Given the conflicting results and methodological limitations of these previous studies, it is important to directly and longitudinally assess the impact of ASA classification on patients’ ability to achieve meaningful clinical improvement following minimally invasive lumbar fusion. Despite our use of a relatively large cohort to facilitate well-powered statistical analysis, we were unable to demonstrate any significant differences between ASA groups either in mean PROM scores or ΔPROM improvement at any of the assessed timepoints. Furthermore, analysis of MCID achievement showed no significant impacts of ASA for any of the assessed PROMs either overall or at individual timepoints through 2-years postoperatively, with the exception of VAS back at 1 year. These results allow for a more pertinent assessment of the relevance (or lack thereof) of ASA classification for this specific population because of our focused selection of only patients undergoing primary, single-level MIS TLIF procedures and our collection longitudinal PROM data throughout the full 2-year postoperative period.
One major potential shortcoming of the ASA classification is its relatively subjective assignment criteria. Several previous studies have demonstrated questionable interrater reliability in ASA classification assignment. Among 97 anesthesiologists in Hong Kong asked to classify 10 hypothetical patients, overall agreement on classification was below 60% for all but 1 patient (for whom agreement was 67%), and was as low as 36% for one patient [
26]. An overall Cohen’s Kappa of 0.34 was reported, indicating only fair reliability of rating between observers. These findings were consistent with those previously reported by an older, United States-based study by Owens et al. [
27]. This potential for inconsistency, coupled with the lack of significant effects either in terms of safety profiles or patient-reported outcomes may be cause to question the utility of ASA classification for some populations. Specifically, limiting selection criteria for MIS TLIF procedures to patients with an ASA classification ≤ II may exclude some patients that could otherwise stand to safely and significantly benefit from outpatient MIS TLIF. Physicians that are sufficiently experienced in minimally invasive surgical techniques may consider removing ASA classification as part of their patient selection criteria for outpatient surgical procedures.
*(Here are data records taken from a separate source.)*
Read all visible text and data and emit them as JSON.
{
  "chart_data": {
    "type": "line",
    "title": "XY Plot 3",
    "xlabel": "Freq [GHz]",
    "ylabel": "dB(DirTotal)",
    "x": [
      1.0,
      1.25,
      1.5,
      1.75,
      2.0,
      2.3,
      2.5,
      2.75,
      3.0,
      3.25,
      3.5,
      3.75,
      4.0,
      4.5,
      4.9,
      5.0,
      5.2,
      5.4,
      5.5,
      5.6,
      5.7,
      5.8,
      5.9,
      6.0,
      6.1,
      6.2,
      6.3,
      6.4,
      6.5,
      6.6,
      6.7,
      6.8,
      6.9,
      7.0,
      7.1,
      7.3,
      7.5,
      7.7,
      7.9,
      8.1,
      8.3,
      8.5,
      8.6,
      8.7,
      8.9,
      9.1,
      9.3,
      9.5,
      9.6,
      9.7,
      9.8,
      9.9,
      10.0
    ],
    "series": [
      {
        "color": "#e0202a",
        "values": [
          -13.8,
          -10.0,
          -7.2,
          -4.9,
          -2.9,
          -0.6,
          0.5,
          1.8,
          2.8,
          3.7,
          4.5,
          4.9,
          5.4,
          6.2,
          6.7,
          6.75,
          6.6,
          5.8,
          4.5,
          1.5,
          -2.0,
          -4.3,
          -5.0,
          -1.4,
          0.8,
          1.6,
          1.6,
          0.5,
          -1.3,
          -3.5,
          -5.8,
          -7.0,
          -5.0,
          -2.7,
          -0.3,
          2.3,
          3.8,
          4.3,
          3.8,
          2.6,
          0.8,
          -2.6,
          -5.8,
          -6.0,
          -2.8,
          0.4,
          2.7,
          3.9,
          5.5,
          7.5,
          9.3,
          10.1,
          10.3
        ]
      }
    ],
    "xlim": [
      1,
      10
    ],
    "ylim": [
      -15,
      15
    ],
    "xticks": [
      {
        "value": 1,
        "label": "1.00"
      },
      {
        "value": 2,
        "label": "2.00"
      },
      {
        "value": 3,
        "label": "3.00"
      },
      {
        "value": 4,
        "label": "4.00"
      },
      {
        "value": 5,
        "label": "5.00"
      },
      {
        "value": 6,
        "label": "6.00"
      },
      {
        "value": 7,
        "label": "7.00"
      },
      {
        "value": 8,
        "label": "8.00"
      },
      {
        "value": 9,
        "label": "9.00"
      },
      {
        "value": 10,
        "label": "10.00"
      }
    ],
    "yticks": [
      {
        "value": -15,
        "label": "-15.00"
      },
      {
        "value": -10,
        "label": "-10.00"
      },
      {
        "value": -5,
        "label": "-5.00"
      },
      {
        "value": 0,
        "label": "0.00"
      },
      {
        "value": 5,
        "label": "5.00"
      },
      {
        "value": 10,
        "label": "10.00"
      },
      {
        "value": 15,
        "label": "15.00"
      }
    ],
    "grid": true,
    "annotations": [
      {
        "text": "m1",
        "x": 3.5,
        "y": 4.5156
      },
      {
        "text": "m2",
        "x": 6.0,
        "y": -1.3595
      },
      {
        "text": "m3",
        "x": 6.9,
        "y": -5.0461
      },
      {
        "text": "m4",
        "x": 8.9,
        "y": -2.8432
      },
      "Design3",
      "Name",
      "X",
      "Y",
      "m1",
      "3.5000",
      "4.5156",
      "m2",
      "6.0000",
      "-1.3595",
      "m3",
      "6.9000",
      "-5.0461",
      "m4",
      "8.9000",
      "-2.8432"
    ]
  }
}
The present study represents one of the most comprehensive assessments of the association of ASA classification with surgical outcomes specifically for MIS TLIF patients. However, our findings should be considered in the context of several limitations. First, while a moderately large sample was included, the single-surgeon, single-institution nature of this analysis may limit generalizability to other providers and populations. Additionally, previous studies have demonstrated variability in the assignment of ASA classification between different institutions and different regions [
26]. Furthermore, while this study included patients with a range of ASA classifications from minimal to severe disease, patients were carefully vetted and selected by an experienced minimally invasive spine surgeon, which may play an important role in the favorable outcomes demonstrated in patients with higher ASA classification.